Entre fin des utopies et constat économique, Wendy et Lucy peint avec densité et limpidité l'un des portraits les plus poignants jamais vu sur la solitude et l'Amérique.
Il y a deux ans, Old Joy avait révélé Kelly Reichardt, déboulant de nulle part avec un film boisé et existentiel à la beauté invraisemblable. Si le cinéma indépendant américain a encore un sens, elle est son meilleur représentant. Sans pose, tout juste épaulée par Todd Haynes. Son nouveau film, Wendy et Lucy, creuse le même sillon, avec autant d'exigence que d'économie.
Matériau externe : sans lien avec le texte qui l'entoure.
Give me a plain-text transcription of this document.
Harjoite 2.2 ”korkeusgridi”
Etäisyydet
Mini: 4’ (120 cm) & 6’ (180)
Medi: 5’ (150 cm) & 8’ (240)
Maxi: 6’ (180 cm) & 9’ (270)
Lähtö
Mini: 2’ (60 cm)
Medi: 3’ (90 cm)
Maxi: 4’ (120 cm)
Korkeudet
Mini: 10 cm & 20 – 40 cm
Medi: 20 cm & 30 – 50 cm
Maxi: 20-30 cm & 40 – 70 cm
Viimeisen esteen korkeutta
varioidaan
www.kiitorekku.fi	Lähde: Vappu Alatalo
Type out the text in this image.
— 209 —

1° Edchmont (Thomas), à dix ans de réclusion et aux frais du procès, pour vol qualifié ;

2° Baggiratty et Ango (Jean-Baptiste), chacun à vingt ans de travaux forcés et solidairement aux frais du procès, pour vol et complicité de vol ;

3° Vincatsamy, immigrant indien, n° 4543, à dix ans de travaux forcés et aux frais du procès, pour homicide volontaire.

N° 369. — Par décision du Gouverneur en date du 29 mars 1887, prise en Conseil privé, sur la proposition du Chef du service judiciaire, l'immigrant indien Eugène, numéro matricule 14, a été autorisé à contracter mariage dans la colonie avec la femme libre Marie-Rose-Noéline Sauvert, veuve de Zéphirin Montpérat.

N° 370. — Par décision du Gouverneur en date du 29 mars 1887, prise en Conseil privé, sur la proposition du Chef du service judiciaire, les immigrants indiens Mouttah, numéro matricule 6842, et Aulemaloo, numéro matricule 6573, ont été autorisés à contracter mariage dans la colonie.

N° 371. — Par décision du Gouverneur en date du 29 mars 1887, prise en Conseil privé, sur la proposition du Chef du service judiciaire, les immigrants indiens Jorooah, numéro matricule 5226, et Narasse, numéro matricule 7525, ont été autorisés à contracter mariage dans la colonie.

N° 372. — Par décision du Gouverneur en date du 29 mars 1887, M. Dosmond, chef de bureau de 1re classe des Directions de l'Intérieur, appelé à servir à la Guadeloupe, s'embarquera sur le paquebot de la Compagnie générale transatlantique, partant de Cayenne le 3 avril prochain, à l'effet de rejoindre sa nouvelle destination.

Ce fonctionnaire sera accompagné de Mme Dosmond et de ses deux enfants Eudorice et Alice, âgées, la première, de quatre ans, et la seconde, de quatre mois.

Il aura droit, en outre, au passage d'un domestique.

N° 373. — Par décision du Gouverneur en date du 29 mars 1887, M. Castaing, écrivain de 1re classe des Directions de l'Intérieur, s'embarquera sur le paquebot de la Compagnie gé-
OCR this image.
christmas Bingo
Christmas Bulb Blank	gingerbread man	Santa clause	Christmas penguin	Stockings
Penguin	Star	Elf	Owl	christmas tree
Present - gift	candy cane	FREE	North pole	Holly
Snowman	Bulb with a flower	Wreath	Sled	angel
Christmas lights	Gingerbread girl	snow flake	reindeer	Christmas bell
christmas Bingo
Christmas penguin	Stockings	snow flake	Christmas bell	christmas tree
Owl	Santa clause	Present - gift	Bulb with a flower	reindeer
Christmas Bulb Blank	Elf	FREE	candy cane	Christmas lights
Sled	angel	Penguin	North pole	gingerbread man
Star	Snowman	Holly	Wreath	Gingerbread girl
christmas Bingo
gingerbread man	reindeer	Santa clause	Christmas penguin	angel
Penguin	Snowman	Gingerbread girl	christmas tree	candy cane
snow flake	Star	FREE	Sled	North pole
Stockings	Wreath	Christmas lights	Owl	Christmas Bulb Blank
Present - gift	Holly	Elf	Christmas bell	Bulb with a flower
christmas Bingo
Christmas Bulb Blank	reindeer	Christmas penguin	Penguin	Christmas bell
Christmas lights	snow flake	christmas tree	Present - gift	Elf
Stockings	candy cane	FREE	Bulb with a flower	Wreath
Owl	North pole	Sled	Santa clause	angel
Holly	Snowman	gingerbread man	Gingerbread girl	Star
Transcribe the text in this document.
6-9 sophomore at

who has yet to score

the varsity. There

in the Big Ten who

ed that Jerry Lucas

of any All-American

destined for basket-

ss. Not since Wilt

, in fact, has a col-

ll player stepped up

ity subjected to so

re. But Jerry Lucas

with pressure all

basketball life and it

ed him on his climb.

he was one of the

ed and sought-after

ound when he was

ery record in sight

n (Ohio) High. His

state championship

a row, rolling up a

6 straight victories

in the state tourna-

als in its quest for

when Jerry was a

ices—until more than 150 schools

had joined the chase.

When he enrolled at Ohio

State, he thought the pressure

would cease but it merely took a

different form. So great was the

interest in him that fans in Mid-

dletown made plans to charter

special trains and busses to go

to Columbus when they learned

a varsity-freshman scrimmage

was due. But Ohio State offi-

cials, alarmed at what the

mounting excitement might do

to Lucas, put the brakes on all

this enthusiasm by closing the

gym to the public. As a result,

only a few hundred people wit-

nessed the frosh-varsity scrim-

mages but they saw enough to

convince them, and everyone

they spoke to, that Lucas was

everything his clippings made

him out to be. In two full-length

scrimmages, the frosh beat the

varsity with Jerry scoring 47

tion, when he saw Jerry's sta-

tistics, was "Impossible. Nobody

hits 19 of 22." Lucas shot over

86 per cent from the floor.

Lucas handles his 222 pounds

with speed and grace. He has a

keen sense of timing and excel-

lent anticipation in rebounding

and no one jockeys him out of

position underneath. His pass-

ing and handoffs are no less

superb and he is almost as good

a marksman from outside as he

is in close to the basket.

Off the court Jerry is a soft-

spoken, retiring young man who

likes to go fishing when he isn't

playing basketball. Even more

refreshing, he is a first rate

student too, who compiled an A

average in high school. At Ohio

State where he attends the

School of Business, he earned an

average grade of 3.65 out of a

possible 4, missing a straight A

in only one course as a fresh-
L'intrigue est de nouveau épurée comme un haïku : une jeune femme un peu paumée et fauchée, Wendy, en route vers l'Alaska dans l'espoir d'une vie meilleure, fait une halte dans un trou perdu de l'Oregon où elle se fait arrêter pour vol dans un supermarché. Durant la garde à vue, sa chienne Lucy, son seul lien affectif, disparaît. Tout le récit reposant alors sur la recherche obstinée de Wendy dans ce no man's land où vit une population fantomatique et cloitrée. C'est l'Amérique des suburbs comme on ne la voit jamais, à nue, sans aucun signe ou effet de style pour charger les images d'une quelconque mythologie cinématographique. Rien de vraiment néo-réaliste non plus, juste un regard cristallin sur cette Amérique du non lieu où s'égare Wendy, figure douce et un peu autiste à la mélancolie opaque.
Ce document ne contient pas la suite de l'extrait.